4.5 Mutual Exclusivity with Remote Control
If "Remote Control" features (another Claude Code cloud feature) are active, they disconnect when an Ultraplan session starts — both share the same cloud interface slot.
5. Failure Modes (Real-World)
Based on aggregated community reports and technical analysis:
5.1 "Fading Rigor" Quality Regression
Model updates can cause the planning quality to regress without user notification. Plans that were previously deep and multi-section become shallow outlines. No changelog or quality metric is exposed.
5.2 Over-Scaffolding
Without strict task framing, Ultraplan tends to propose more structure than necessary:
- Adds abstraction layers that weren't requested
- Introduces new patterns that conflict with existing project conventions
- Generates boilerplate for use cases that won't be needed
This is worse than local plan mode because the cloud agent lacks the lived context of recent codebase churn that a developer has.
5.3 Over-Fixing / Cascade Errors
When debugging tasks are sent to Ultraplan, the critique agent's risk-scanning can surface issues adjacent to the actual problem and include them in the plan. The resulting plan fixes more than was asked, increasing the risk of introducing regressions.
5.4 Silent Error Masking
The synthesizer agent tends to "paper over" architectural errors it detects rather than flagging them explicitly. Plans may reference methods that don't quite exist, or propose file paths that are structurally incorrect for the project's organization. These surface only during execution.
5.5 Inefficiency on Small Tasks
Using Ultraplan for routine tasks (typo fixes, single-file config changes, documentation updates) is almost always counter-productive:
- 5-30 minute plan generation time vs. 30-second direct execution
- Consumes expensive Opus quota
- The critique step introduces latency for decisions that don't require deliberation
6. Best Use Cases
Ultraplan delivers meaningful value specifically for:
- Large cross-cutting refactors: Refactors touching 10+ files with complex dependency order requirements
- Migration planning: Major dependency upgrades, DSL migrations, schema migrations with multi-step ordering constraints
- Greenfield architecture for a bounded module: New crates or subsystems with clearly defined interface contracts
- Security-sensitive planning: Scenarios where a critique pass to catch architectural weaknesses is worth the time cost
- Asynchronous planning: When the developer wants to queue a planning task and return to other work while the plan generates
Worst Use Cases
- Anything requiring near-real-time local state (ongoing migrations, generated code, live schema changes)
- Hot debugging loops (add lag; the snapshot is stale before the plan arrives)
- Greenfield exploration of an unfamiliar domain (the agent lacks business context that only the dev has)
- Single-file or trivial changes (cost/latency ratio is catastrophically poor)
- Air-gapped, private, or non-GitHub environments (structurally incompatible)
7. What the Architecture Gets Right (Industry-Level Signals)
Beyond this specific product, several design signals from Ultraplan represent frontier thinking in agentic orchestration that are worth studying:
7.1 The "Orchestration Moat" Insight
The competitive value is not the model. The moat is the orchestration layer: cost-control, permission enforcement, context compression, multi-agent coordination, and memory architecture built around the model. Any competitor with the same base model but weaker orchestration will produce worse planning output.
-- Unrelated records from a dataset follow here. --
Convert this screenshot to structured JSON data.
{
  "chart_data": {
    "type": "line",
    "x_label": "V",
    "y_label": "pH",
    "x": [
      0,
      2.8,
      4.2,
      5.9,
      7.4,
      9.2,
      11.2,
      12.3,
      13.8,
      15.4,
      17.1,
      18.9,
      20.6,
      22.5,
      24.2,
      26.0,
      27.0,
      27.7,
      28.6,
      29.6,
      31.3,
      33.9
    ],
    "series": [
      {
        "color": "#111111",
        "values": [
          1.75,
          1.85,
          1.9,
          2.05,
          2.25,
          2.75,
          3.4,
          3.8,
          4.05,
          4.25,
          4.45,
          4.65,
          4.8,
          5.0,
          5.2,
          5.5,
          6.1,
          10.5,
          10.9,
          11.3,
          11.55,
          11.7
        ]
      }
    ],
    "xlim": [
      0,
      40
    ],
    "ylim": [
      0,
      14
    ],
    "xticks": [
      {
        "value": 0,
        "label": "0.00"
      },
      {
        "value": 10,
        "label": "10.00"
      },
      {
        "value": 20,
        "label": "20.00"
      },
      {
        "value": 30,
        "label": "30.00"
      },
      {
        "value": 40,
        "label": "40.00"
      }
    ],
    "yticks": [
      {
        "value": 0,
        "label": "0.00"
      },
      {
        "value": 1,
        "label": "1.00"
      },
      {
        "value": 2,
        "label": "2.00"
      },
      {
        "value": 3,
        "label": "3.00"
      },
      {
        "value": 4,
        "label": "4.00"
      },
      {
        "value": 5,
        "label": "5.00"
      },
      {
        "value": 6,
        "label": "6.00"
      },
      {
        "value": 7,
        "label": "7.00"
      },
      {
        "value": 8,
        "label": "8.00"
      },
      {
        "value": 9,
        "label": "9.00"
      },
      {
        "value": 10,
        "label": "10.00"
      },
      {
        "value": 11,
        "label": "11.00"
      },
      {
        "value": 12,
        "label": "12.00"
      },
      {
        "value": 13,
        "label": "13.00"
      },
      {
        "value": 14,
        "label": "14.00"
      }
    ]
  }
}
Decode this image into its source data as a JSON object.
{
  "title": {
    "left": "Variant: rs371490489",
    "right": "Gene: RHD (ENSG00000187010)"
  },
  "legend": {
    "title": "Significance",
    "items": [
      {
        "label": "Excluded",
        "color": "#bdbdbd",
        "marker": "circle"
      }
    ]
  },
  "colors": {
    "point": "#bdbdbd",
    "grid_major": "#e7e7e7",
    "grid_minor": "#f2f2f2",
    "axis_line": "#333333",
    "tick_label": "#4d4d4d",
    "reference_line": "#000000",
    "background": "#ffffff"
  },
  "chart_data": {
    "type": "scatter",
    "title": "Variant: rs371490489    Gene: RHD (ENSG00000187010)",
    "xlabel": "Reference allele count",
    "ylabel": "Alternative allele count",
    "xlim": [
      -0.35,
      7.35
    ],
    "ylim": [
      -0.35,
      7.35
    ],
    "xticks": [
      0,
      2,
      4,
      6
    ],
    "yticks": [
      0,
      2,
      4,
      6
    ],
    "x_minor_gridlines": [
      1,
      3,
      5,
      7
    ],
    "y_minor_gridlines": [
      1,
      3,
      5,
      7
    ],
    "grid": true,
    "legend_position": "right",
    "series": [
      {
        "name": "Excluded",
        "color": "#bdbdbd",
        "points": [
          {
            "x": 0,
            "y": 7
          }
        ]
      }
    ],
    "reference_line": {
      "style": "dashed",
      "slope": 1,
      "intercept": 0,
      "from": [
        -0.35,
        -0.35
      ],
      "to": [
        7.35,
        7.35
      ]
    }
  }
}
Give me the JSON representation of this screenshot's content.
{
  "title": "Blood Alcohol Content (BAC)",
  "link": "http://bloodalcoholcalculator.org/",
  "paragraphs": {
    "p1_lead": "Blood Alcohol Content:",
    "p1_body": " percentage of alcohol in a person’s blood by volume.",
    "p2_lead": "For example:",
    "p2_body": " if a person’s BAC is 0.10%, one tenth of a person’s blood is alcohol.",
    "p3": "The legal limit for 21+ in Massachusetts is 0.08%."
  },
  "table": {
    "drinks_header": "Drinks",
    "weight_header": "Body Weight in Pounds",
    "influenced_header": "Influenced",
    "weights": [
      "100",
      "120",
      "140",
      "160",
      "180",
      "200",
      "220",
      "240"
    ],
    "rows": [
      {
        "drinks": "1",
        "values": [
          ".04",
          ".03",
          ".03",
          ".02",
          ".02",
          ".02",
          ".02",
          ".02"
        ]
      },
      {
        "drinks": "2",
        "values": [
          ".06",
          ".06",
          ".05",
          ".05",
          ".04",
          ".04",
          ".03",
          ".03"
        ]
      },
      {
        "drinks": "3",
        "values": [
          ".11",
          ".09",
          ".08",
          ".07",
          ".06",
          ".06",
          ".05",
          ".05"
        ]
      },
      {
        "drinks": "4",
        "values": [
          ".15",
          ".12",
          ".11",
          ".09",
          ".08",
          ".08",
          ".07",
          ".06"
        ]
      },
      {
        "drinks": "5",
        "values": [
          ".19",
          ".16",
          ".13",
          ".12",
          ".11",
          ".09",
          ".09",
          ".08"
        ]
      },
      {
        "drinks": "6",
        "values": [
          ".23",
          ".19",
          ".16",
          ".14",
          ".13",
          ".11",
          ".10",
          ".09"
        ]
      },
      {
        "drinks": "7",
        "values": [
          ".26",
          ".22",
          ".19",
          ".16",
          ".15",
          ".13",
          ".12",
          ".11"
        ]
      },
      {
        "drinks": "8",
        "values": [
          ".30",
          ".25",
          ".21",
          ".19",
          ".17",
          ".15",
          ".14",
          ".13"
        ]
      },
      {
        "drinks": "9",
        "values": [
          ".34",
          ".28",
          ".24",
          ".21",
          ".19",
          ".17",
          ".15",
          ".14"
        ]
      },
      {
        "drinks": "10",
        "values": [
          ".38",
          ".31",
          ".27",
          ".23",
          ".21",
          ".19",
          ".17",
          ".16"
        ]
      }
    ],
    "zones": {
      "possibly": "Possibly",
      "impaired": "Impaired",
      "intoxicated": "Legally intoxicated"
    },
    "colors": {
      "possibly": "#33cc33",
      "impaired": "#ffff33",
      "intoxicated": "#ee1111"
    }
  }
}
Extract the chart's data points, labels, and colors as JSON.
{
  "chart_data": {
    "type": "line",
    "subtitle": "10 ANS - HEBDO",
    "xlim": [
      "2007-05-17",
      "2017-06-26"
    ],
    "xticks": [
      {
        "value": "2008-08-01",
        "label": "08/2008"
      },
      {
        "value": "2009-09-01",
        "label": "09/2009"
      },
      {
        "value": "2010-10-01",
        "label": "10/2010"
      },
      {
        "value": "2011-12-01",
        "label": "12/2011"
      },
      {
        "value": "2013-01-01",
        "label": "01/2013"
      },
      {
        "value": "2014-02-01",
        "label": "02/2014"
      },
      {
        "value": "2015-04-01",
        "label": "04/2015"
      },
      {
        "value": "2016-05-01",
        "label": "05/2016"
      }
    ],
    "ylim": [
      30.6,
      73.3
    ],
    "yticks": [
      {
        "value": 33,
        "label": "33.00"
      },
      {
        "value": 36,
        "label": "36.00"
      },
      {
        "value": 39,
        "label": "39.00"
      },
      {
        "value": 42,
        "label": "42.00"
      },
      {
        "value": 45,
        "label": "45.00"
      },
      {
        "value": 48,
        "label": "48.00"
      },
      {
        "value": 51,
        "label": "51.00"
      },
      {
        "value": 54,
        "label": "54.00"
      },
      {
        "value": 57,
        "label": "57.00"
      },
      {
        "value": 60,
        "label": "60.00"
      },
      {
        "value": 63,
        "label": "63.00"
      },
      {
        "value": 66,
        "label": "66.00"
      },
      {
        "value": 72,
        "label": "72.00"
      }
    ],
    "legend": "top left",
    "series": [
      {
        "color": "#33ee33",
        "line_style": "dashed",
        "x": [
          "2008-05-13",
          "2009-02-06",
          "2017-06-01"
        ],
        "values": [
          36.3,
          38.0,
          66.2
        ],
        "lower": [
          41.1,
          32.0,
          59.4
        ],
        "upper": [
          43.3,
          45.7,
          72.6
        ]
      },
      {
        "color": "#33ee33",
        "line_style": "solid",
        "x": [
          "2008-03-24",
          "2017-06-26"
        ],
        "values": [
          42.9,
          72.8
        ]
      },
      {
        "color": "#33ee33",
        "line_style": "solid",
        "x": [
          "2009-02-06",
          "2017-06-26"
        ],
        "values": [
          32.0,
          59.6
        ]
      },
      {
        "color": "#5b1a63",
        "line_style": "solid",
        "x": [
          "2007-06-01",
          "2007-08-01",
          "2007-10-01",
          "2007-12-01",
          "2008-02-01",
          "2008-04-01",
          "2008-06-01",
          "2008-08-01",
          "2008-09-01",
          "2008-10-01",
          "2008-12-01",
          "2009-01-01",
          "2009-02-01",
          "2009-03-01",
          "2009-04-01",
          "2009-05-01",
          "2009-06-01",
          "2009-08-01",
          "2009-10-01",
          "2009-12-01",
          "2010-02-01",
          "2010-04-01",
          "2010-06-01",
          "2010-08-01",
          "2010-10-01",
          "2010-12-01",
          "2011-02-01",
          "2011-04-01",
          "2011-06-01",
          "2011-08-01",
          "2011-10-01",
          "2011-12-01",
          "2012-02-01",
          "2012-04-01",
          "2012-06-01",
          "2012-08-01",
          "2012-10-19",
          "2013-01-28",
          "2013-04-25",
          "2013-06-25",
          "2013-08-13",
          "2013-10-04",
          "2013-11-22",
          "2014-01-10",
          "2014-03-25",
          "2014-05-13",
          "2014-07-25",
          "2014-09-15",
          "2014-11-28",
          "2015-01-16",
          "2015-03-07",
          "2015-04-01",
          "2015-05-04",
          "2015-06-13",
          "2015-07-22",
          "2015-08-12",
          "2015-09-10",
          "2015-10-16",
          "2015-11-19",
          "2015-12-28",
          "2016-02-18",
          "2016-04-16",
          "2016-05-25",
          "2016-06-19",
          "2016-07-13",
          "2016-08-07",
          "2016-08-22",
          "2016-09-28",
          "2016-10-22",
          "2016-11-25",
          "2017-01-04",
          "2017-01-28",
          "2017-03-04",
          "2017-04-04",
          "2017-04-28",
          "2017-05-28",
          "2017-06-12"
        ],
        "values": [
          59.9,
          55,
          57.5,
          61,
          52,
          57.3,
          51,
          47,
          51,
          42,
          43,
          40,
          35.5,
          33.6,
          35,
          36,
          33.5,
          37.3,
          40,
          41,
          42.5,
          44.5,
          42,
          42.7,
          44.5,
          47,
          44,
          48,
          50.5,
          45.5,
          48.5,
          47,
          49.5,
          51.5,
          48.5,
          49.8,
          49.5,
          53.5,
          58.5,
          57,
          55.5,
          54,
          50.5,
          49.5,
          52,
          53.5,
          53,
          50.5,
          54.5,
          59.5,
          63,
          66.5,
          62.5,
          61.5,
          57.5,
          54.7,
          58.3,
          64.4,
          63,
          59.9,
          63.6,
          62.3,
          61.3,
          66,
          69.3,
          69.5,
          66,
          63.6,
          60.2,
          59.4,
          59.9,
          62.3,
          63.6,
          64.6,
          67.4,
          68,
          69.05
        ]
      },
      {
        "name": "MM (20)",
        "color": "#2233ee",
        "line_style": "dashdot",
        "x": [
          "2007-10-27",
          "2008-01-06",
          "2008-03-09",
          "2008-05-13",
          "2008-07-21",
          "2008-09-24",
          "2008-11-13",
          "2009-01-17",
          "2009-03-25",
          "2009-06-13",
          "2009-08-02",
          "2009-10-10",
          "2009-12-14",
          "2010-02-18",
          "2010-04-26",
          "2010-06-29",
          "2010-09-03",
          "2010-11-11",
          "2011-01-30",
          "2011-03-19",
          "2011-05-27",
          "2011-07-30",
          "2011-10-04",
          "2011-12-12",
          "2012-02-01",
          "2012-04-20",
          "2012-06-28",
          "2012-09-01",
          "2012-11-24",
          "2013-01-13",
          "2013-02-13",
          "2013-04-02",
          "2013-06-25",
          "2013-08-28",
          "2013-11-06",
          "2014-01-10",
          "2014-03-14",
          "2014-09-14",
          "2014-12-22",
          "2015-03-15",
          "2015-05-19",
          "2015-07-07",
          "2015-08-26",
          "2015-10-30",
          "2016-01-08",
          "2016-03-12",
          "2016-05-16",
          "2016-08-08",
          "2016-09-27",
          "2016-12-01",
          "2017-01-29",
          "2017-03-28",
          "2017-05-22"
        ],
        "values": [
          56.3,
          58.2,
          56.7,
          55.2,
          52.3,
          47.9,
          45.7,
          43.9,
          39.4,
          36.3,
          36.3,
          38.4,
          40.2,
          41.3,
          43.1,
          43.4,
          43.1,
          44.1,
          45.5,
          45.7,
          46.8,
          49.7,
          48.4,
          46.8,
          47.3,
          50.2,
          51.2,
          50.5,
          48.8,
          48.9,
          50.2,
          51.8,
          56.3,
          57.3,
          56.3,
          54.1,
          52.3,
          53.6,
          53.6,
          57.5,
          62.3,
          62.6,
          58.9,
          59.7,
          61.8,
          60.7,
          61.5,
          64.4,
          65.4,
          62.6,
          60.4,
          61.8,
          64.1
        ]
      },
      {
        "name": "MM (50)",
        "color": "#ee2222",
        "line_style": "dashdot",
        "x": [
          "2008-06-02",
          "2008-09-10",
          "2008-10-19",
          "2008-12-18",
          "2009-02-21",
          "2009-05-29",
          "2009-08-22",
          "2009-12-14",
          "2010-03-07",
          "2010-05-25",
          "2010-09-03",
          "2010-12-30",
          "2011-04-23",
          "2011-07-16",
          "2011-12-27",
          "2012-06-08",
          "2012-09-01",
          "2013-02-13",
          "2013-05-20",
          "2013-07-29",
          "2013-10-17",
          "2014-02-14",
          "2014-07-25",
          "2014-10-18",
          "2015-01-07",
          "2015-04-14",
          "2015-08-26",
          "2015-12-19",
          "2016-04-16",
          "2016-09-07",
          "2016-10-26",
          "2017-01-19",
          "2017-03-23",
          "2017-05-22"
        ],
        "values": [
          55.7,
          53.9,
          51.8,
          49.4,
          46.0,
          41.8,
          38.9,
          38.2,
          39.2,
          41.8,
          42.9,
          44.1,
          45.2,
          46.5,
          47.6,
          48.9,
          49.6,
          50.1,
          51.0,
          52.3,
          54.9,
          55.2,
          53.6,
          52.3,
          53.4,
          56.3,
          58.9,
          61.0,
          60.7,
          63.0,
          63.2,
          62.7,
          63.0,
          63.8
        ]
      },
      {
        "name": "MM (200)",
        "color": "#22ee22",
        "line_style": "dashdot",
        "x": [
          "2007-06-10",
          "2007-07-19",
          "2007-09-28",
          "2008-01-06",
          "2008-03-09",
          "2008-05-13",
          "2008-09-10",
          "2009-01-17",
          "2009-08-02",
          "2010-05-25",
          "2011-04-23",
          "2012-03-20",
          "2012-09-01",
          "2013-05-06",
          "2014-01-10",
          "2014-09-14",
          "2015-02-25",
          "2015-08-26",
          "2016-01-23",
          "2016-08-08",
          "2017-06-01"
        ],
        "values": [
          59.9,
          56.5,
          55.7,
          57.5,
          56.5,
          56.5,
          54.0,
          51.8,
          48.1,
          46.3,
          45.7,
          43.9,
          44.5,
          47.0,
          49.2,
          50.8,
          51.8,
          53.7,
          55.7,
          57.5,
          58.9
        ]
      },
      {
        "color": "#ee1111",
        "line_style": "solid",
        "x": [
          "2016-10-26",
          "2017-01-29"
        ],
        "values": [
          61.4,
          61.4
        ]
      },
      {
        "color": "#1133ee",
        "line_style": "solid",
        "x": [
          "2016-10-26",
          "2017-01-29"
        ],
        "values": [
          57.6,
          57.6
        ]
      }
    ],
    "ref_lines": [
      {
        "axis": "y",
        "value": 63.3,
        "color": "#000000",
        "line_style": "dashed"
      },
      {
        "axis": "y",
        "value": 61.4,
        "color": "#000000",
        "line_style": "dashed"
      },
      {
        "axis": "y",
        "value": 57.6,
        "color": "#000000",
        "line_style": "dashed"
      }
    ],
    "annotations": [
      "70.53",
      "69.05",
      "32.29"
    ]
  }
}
"The real moat of the architecture is not the LLM itself, but the orchestration layer — the complex coordination of agents, memory management, permission enforcement, and cost-control systems built around the model."
7.2 Three-Role Agent Topology
The explore/synthesize/critique pattern (or equivalently: research/plan/review) is becoming industry standard for quality-critical planning. A single-agent linear planner is now considered inferior for complex tasks.
7.3 Decoupled Plan UX from Execution Context
Separating "where the plan is reviewed" (browser, rich UI, comments, diagrams) from "where the code runs" (local terminal, CI) is a UX that reduces friction significantly. The "teleport" pattern is a concrete implementation of this separation.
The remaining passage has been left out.